Overall, we found that smoking status affected disease status-associated cfDNA 5hmC. We unveiled that lung function and regulatory elements were enriched in disease status-associated 5hmC peaks which could discriminate progressive and stable NSCLC with high sensitivity and specificity. Our results conferred the epigenomic distinguishability of different treatment responses and nominated cfDNA 5hmC profiling as a non-invasive, cost-effective, and universally applicable approach to monitor disease status.

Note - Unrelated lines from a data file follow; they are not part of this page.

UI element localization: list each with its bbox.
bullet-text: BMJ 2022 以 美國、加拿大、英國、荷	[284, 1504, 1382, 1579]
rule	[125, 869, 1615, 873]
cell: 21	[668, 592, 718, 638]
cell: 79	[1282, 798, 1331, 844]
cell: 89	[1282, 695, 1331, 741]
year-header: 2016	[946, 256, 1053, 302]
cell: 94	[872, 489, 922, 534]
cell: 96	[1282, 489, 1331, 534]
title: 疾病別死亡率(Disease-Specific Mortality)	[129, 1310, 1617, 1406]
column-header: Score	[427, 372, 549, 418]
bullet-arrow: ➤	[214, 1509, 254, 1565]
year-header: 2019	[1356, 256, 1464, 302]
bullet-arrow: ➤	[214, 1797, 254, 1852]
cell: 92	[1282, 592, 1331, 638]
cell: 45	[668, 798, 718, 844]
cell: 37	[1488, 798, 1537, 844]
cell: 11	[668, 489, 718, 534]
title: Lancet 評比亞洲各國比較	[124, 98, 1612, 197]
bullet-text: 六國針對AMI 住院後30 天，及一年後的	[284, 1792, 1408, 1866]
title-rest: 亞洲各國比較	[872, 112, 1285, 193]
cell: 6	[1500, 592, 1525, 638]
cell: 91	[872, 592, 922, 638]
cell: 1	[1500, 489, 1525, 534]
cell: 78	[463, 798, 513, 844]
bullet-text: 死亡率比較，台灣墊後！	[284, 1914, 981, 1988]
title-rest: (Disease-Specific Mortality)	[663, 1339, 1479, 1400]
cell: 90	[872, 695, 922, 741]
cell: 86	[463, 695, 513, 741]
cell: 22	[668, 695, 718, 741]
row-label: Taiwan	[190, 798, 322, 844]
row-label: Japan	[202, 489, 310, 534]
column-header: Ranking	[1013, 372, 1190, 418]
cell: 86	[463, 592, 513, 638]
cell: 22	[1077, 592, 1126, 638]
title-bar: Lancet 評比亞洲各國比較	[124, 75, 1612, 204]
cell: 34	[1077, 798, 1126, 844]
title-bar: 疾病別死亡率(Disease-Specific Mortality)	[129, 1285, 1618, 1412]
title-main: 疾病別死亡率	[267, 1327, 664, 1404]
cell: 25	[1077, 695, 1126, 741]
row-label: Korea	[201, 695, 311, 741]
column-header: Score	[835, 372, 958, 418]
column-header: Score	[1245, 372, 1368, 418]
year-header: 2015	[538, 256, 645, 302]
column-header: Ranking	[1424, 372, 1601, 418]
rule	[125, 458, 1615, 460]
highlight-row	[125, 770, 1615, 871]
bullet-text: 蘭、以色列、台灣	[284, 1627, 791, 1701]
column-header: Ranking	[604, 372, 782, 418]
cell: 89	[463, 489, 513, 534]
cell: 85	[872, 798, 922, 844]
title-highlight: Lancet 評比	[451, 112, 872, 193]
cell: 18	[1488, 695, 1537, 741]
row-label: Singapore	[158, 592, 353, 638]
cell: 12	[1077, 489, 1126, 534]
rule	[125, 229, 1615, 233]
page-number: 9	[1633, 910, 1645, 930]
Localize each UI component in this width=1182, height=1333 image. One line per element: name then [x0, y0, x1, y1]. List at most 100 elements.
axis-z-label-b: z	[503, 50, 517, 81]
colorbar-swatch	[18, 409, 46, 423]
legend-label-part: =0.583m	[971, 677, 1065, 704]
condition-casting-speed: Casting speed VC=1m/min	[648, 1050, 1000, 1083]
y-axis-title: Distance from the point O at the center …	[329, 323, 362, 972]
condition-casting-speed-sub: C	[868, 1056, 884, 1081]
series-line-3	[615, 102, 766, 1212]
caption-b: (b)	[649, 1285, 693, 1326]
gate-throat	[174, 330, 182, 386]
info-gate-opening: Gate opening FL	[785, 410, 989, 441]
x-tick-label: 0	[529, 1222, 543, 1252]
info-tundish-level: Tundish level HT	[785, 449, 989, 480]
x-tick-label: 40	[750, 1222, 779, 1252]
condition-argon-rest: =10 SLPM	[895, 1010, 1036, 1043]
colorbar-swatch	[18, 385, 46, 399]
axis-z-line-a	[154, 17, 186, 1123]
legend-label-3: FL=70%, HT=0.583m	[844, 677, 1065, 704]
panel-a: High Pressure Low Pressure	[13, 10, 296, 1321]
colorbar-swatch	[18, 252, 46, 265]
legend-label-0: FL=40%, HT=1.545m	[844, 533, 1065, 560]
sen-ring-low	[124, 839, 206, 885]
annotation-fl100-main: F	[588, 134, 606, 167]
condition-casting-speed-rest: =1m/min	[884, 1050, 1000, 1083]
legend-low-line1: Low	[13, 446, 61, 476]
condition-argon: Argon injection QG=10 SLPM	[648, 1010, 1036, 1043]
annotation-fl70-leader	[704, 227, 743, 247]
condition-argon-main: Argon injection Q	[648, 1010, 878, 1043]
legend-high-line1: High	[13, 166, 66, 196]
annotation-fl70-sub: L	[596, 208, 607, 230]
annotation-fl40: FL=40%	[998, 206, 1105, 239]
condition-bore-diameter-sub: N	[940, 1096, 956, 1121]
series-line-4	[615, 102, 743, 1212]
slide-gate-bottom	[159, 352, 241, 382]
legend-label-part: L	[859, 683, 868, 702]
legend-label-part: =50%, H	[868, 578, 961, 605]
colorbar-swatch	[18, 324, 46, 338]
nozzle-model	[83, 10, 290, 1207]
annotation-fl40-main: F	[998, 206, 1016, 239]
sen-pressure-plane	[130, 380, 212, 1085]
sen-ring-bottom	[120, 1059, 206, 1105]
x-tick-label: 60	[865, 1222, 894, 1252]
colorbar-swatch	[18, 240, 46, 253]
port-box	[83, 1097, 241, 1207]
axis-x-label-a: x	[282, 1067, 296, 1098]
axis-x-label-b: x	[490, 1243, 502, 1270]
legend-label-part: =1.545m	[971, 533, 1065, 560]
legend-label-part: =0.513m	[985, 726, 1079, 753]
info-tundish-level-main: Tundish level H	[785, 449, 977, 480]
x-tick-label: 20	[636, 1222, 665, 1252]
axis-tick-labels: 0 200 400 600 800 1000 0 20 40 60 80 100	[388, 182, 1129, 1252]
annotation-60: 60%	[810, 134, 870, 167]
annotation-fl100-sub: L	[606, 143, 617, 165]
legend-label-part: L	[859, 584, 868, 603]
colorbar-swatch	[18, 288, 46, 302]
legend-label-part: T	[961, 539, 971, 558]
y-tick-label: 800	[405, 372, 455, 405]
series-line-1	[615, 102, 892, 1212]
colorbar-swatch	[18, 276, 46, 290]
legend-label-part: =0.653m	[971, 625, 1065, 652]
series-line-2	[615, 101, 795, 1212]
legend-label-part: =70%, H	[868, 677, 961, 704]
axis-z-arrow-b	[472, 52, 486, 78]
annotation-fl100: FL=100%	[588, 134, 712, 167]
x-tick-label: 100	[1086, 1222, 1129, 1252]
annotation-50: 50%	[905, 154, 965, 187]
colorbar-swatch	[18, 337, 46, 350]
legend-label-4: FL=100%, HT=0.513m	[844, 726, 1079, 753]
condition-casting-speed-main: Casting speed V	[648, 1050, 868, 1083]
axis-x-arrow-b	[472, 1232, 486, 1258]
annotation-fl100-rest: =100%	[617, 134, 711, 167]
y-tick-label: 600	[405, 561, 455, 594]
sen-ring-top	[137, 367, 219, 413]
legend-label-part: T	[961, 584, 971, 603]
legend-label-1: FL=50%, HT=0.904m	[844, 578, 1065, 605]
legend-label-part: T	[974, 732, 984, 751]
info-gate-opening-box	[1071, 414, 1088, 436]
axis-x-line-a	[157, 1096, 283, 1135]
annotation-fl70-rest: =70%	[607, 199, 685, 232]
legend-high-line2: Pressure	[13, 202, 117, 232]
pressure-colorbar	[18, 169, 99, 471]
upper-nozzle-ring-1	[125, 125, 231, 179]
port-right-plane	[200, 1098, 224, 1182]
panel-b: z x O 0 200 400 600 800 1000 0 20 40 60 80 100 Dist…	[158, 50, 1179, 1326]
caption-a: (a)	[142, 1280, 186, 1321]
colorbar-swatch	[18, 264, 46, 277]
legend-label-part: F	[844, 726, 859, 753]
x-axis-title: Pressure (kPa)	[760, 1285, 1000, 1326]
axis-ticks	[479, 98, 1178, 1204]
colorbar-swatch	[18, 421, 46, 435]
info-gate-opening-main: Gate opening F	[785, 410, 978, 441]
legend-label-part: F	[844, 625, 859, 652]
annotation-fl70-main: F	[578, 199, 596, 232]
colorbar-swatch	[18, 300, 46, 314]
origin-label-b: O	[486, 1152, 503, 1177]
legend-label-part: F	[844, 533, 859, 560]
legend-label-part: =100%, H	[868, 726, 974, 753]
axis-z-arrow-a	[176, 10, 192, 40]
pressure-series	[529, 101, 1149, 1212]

C.M.B. reports research funding to the institution from AstraZeneca and BMS; advisory boards and personal consulting payments from Amgen, AstraZeneca, BMS, CVS, Daiichi Sankyo, EMD Serono, Gilead, Guardant, JNJ, Mirati, Novocure, Sanofi, Tempus and Turning Point Therapeutics. M.C.G. reports funding to the institution from Eli Lilly, MSD, Pfizer (MISP); AstraZeneca, MSD International GmbH, BMS, Boehringer Ingelheim Italia S.p.A, Celgene, Eli Lilly, Ignyta, Incyte, MedImmune, Novartis, Pfizer, Roche, Takeda, Tiziana, Foundation Medicine, Glaxo Smith Kline GSK, Spectrum pharmaceuticals. MCG reports advisory boards and personal consulting payments from AstraZeneca, MSD International GmbH, Bayer, BMS, Boehringer Ingelheim Italia S.p.A, Celgene, Eli Lilly, Incyte, Novartis, Pfizer, Roche, Takeda, Seattle Genetics, Mirati, Daiichi Sankyo, Regeneron, Merck, Blueprint, Jansenn, Sanofi, AbbVie, BeiGenius, Oncohost. The remaining authors report no competing interests.

No funding was received for this project.

This study was approved by the local Institutional Review Board according to the U.S. Common Rule ethical guidelines. All patients were consented to a general thoracic biobanking study under IRB 18-1319, which allowed for utilization of samples collected under IRB 9571.